Cet article a été traduit du portugais vers le français par Eva Champion, et relu par Jean-Luc Pelletier, traducteurs bénévoles pour Ritimo. Retrouvez l’article original ici : Approbation de la loi Marco Civil : un jour historique pour la liberté d’expression

L’Assemblée National brésilienne a approuvé un texte de loi historique concernant l’usage d’Internet. Avec cette nouvelle loi, le Congrès brésilien est allé à l’encontre de puissants intérêts économique et politique, garantissant des droits aux internautes, et considérant la communication comme un droit fondamental et non comme une marchandise.

Forte participation et mobilisation des organisations de la société civile

Le 25 mars 2014 restera une date gravée dans les mémoires. En effet, pour le monde entier, ce jour sera celui du vote de la réglementation concernant Internet au Brésil : le Marco Civil [1] . Ce 25 mars, la Chambre des députés a approuvé un projet de loi qui semblait pourtant être impossible à adopter en l’état. Un des éléments principaux est qu’il va à l’encontre de puissants intérêts économiques en garantissant des droits aux citoyens et citoyennes. Le Marco Civil d’Internet récemment approuvé établit clairement que la communication doit être traitée comme un droit fondamental, et non pas uniquement comme un service commercial. Ce fait inédit dans l’histoire brésilienne n’a été rendu possible que par une conjonction de facteurs.

En premier lieu, une forte participation et mobilisation des organisations de la société civile et des activistes de la liberté sur le net. Ceux-ci se sont impliqués dès les premières ébauches du Marco Civil, et ont suivi le processus jusqu’à la victoire obtenue ce 25 mars à la Chambre. Le fait qu’il s’agisse d’un texte élaboré avec une participation populaire forte confère au Marco Civil une légitimité dont peu de lois peuvent se prévaloir au Congrès National.

Deuxième élément, le rapport remplaçant le texte est resté dans les mains du député Alessandro Molon (PT/RJ), qui s’est révélé être un négociateur et un médiateur opiniâtre, écoutant les intérêts les plus divers en jeu, et cherchant à les accorder sans pour autant compromettre les trois piliers essentiels du texte : la neutralité du net, la liberté d’expression et la protection de la vie privée des internautes.
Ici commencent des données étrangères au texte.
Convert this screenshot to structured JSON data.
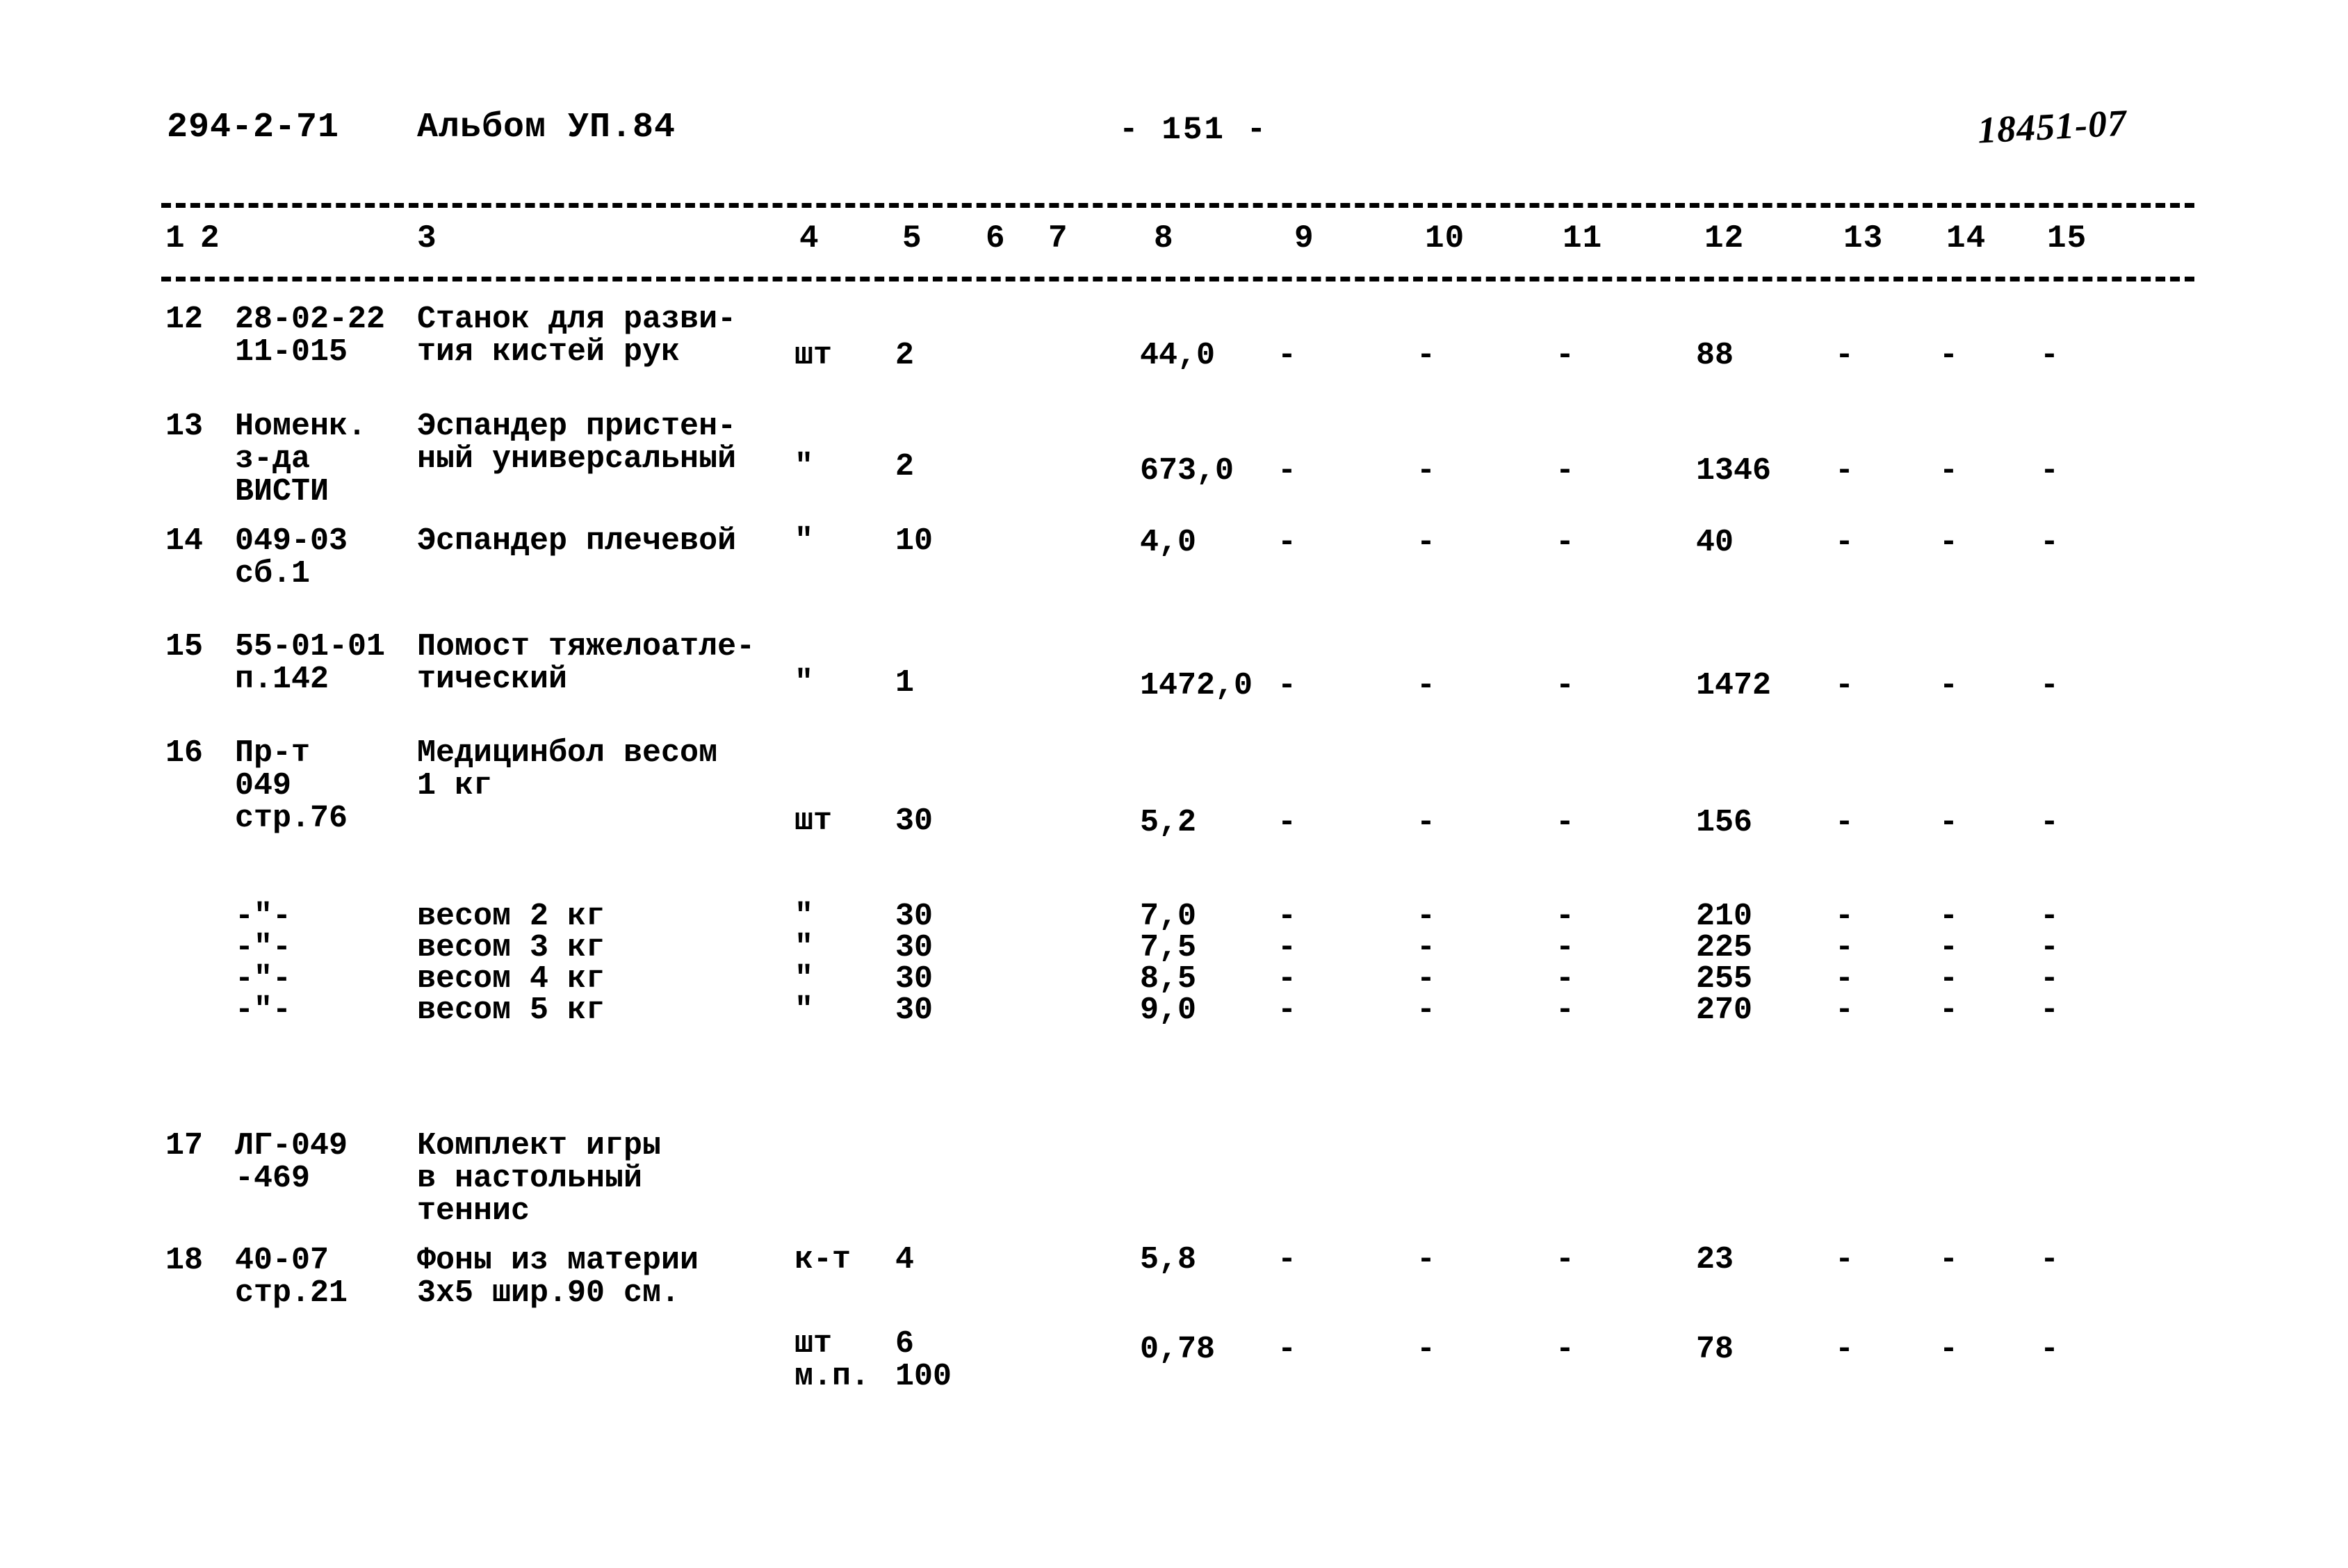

Troisième point, alors que le gouvernement s’était déjà montré en faveur du Marco Civil, les accusations d’espionnage de la Présidente Dilma révélées par Edward Snowden l’ont conduit à s’emparer de ce thème et à devenir une fervente défenseuse du texte. Sans cet évènement, le Marco Civil d’Internet n’aurait peut-être pas été considéré comme une urgence constitutionnelle par la Chambre, et pourrait se trouver encore aujourd’hui dans l’épaisse pile de projets stratégiques pour le pays qui attendent d’être intégrés à l’agenda des séances plénières.

Pour autant, personne, pas même le gouvernement, le rapporteur ou la société civile, n’aurait été capable de prédire il y a deux semaines le vote du 25 mars ; vote d’autant plus symbolique qu’un seul parti, le PPS de Roberto Freire, a voté contre. Comme nous l’écrivions dans ce blog, le vote du Marco Civil a été récupéré par le jeu électoral en 2014.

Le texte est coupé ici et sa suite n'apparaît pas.